Leveraging the unique properties of quantum mechanics, Quantum Machine Learning (QML) promises computational breakthroughs and enriched perspectives where traditional systems reach their boundaries. However, similarly to classical machine learning, QML is not immune to adversarial attacks. Quantum adversarial machine learning has become instrumental in highlighting the weak points of QML models when faced with adversarial crafted feature vectors. Diving deep into this domain, our exploration shines light on the interplay between depolarization noise and adversarial robustness. While previous results enhanced robustness from adversarial threats through depolarization noise, our findings paint a different picture. Interestingly, adding depolarization noise discontinued the effect of providing further robustness for a multi-class classification scenario.
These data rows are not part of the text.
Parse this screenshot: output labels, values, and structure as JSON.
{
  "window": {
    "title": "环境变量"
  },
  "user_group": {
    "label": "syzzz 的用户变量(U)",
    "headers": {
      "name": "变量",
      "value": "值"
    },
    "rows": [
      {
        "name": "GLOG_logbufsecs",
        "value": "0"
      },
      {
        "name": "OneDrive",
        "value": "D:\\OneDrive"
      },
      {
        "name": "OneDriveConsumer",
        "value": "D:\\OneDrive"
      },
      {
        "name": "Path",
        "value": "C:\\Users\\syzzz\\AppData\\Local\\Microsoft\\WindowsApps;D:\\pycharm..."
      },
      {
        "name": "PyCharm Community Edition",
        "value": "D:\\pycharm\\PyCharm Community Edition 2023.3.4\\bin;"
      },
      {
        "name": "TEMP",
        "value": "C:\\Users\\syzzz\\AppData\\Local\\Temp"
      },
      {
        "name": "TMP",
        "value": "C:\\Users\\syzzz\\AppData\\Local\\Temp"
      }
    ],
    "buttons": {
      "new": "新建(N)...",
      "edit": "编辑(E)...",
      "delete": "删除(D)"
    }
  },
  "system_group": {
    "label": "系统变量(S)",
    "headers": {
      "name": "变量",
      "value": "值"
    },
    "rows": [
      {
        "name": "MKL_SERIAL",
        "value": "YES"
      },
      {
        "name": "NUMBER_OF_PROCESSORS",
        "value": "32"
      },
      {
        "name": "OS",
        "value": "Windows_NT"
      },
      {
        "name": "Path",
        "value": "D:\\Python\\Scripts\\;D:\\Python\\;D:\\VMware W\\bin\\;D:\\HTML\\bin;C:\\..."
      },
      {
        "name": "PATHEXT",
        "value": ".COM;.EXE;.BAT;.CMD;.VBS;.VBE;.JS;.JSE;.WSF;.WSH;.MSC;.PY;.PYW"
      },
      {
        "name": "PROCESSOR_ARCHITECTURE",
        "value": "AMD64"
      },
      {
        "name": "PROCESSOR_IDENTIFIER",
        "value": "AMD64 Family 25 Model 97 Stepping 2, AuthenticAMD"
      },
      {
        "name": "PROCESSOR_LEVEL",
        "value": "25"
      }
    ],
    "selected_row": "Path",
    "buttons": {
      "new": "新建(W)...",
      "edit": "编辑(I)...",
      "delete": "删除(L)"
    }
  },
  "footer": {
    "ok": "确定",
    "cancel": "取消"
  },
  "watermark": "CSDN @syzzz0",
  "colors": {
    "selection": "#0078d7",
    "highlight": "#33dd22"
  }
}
Consolidating our findings, we conducted experiments with a multi-class classifier adversarially trained on gate-based quantum simulators, further elucidating this unexpected behavior.

翻译：利用量子力学的独特特性，量子机器学习（QML）有望在传统系统达到极限时带来计算突破和新的视角。然而，与经典机器学习类似，QML也并非免疫于对抗性攻击。量子对抗机器学习在揭示QML模型面对精心设计的对抗特征向量时的弱点方面发挥了关键作用。深入这一领域，我们的探索揭示了去极化噪声与对抗鲁棒性之间的相互作用。虽然先前的研究通过去极化噪声增强了对抗威胁下的鲁棒性，但我们的发现呈现出不同的图景。有趣的是，去极化噪声的加入中断了在多类分类场景中提供进一步鲁棒性的效果。为了巩固我们的发现，我们使用基于门的量子模拟器对多类分类器进行了对抗性训练实验，进一步阐明了这一意外行为。